Saint Ignatius University Centre, Antwerp
- Former names: St. Ignatius School for Higher Education in Commerce (1852-1960) Universitaire Faculteiten Sint-Ignatius Antwerpen (1960-2003)
- Type: Independent non-profit organization
- Established: 2003
- Religious affiliation: Christianity (Jesuit)
- Director: Erik De Bom
- Location: Koningstraat 2 B-2000 Antwerp, Antwerp, Belgium
- Website: UCSIA

= Saint Ignatius University Centre, Antwerp =

St. Ignatius University Centre, Antwerp (UCSIA) is an independent continuation of the Jesuit effort to keep the Christian influence alive on to education after its predecessor the Universitaire Faculteiten Sint-Ignatius Antwerpen (UFSIA) joined two other universities to become the public University of Antwerp in 2003.

==History==
===Early history===
The roots of UCSIA go back to Sint-Ignatius Handelshogeschool (Saint-Ignatius School for Higher Education in Commerce) founded by the Jesuit (Society of Jesus) in Antwerp in 1852. This was one of the first European business schools to offer formal university degrees. It later opened a Faculty of Literature and Philosophy (including Law) and a Faculty of Political and Social Sciences. It was renamed Universitaire Faculteiten Sint-Ignatius Antwerpen (UFSIA) in the 1960s when the Belgian Government granted it university status.

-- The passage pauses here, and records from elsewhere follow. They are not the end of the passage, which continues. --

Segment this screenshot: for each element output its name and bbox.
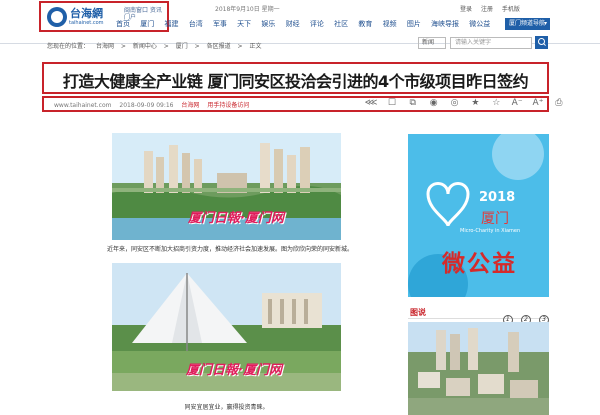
ad-year: 2018 <box>479 190 516 205</box>
nav-item-taiwan[interactable]: 台湾 <box>189 20 203 28</box>
font-large-icon[interactable]: A⁺ <box>529 98 547 108</box>
nav-item-world[interactable]: 天下 <box>237 20 251 28</box>
comment-icon[interactable]: ☐ <box>383 98 401 108</box>
channel-nav-select[interactable]: 厦门频道导航 <box>505 18 550 30</box>
nav-item-finance[interactable]: 财经 <box>286 20 300 28</box>
breadcrumb-prefix: 您现在的位置： <box>47 43 90 50</box>
article-meta: www.taihainet.com 2018-09-09 09:16 台海网 用… <box>54 100 255 109</box>
image-caption: 同安宜居宜业，赢得投资青睐。 <box>184 404 269 411</box>
breadcrumb-item-districts[interactable]: 各区报道 <box>207 43 231 50</box>
photo-news-header: 图说 1 2 3 <box>408 305 549 325</box>
article-image-city: 厦门日報·厦门网 <box>112 133 341 240</box>
nav-item-home[interactable]: 首页 <box>116 20 130 28</box>
user-links: 登录 注册 手机版 <box>460 4 527 13</box>
photo-news-title: 图说 <box>410 308 426 317</box>
search-input[interactable]: 请输入关键字 <box>450 37 532 49</box>
ad-city: 厦门 <box>481 211 509 227</box>
search-icon[interactable] <box>535 36 548 49</box>
charity-ad-banner[interactable]: 2018 厦门 Micro-Charity in Xiamen 微公益 <box>408 134 549 297</box>
nav-item-strait-herald[interactable]: 海峡导报 <box>431 20 459 28</box>
nav-item-video[interactable]: 视频 <box>383 20 397 28</box>
nav-item-military[interactable]: 军事 <box>213 20 227 28</box>
page-title: 打造大健康全产业链 厦门同安区投洽会引进的4个市级项目昨日签约 <box>62 72 529 91</box>
nav-item-community[interactable]: 社区 <box>334 20 348 28</box>
nav-item-fujian[interactable]: 福建 <box>164 20 178 28</box>
share-icon[interactable]: ⋘ <box>362 98 380 108</box>
logo-mark-icon <box>47 7 67 27</box>
headline-highlight: 打造大健康全产业链 厦门同安区投洽会引进的4个市级项目昨日签约 <box>42 62 549 94</box>
register-link[interactable]: 注册 <box>481 6 493 13</box>
publish-time: 2018-09-09 09:16 <box>119 102 174 109</box>
copy-icon[interactable]: ⧉ <box>404 98 422 108</box>
image-watermark: 厦门日報·厦门网 <box>188 211 284 226</box>
print-icon[interactable]: ⎙ <box>550 98 568 108</box>
image-watermark: 厦门日報·厦门网 <box>186 363 282 378</box>
site-domain: www.taihainet.com <box>54 102 112 109</box>
breadcrumb-separator: > <box>163 43 169 50</box>
mobile-link[interactable]: 手机版 <box>502 6 520 13</box>
article-toolbar: ⋘ ☐ ⧉ ◉ ◎ ★ ☆ A⁻ A⁺ ⎙ <box>362 98 568 110</box>
breadcrumb-item-current: 正文 <box>249 43 262 50</box>
login-link[interactable]: 登录 <box>460 6 472 13</box>
current-date: 2018年9月10日 星期一 <box>215 6 280 13</box>
article-source[interactable]: 台海网 <box>181 102 199 109</box>
nav-item-education[interactable]: 教育 <box>358 20 372 28</box>
mobile-access-link[interactable]: 用手持设备访问 <box>207 102 249 109</box>
weibo-icon[interactable]: ◉ <box>425 98 443 108</box>
nav-item-opinion[interactable]: 评论 <box>310 20 324 28</box>
qzone-icon[interactable]: ★ <box>466 98 484 108</box>
breadcrumb: 您现在的位置： 台海网 > 新闻中心 > 厦门 > 各区报道 > 正文 <box>47 41 267 50</box>
nav-item-charity[interactable]: 微公益 <box>469 20 490 28</box>
logo-domain: taihainet.com <box>69 20 104 26</box>
font-small-icon[interactable]: A⁻ <box>508 98 526 108</box>
nav-item-xiamen[interactable]: 厦门 <box>140 20 154 28</box>
main-nav: 首页 厦门 福建 台湾 军事 天下 娱乐 财经 评论 社区 教育 视频 图片 海… <box>116 19 498 29</box>
article-image-park: 厦门日報·厦门网 <box>112 263 341 391</box>
breadcrumb-separator: > <box>194 43 200 50</box>
image-caption: 近年来，同安区不断加大招商引资力度，推动经济社会加速发展。图为欣欣向荣的同安新城… <box>106 246 353 253</box>
logo-text: 台海網 <box>70 7 103 20</box>
favorite-icon[interactable]: ☆ <box>487 98 505 108</box>
photo-news-image[interactable] <box>408 322 549 415</box>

In the early 1970s UFSIA joined into a confederation with "Rijksuniversitair Centrum Antwerpen" (RUCA) and "Universitaire Instelling Antwerpen" (UIA), public institutions.

In 2003 UFSIA, RUCA, and UIA merged into the University of Antwerp to become the first explicitly pluralistic university in Belgium, offering philosophical, ethical, and spiritual discourse and openness towards religious and intercultural dialogue. It soon became the third largest university in Flanders with 20,000 students.

Since UFSIA became a part of a public university, the Jesuits maintained a think-tank. This think-tank became the University Centre Saint-Ignatius Antwerp (UCSIA), an independent, non-profit, international, and interdisciplinary organisation whose aim is to maintain the Jesuit influence in higher education.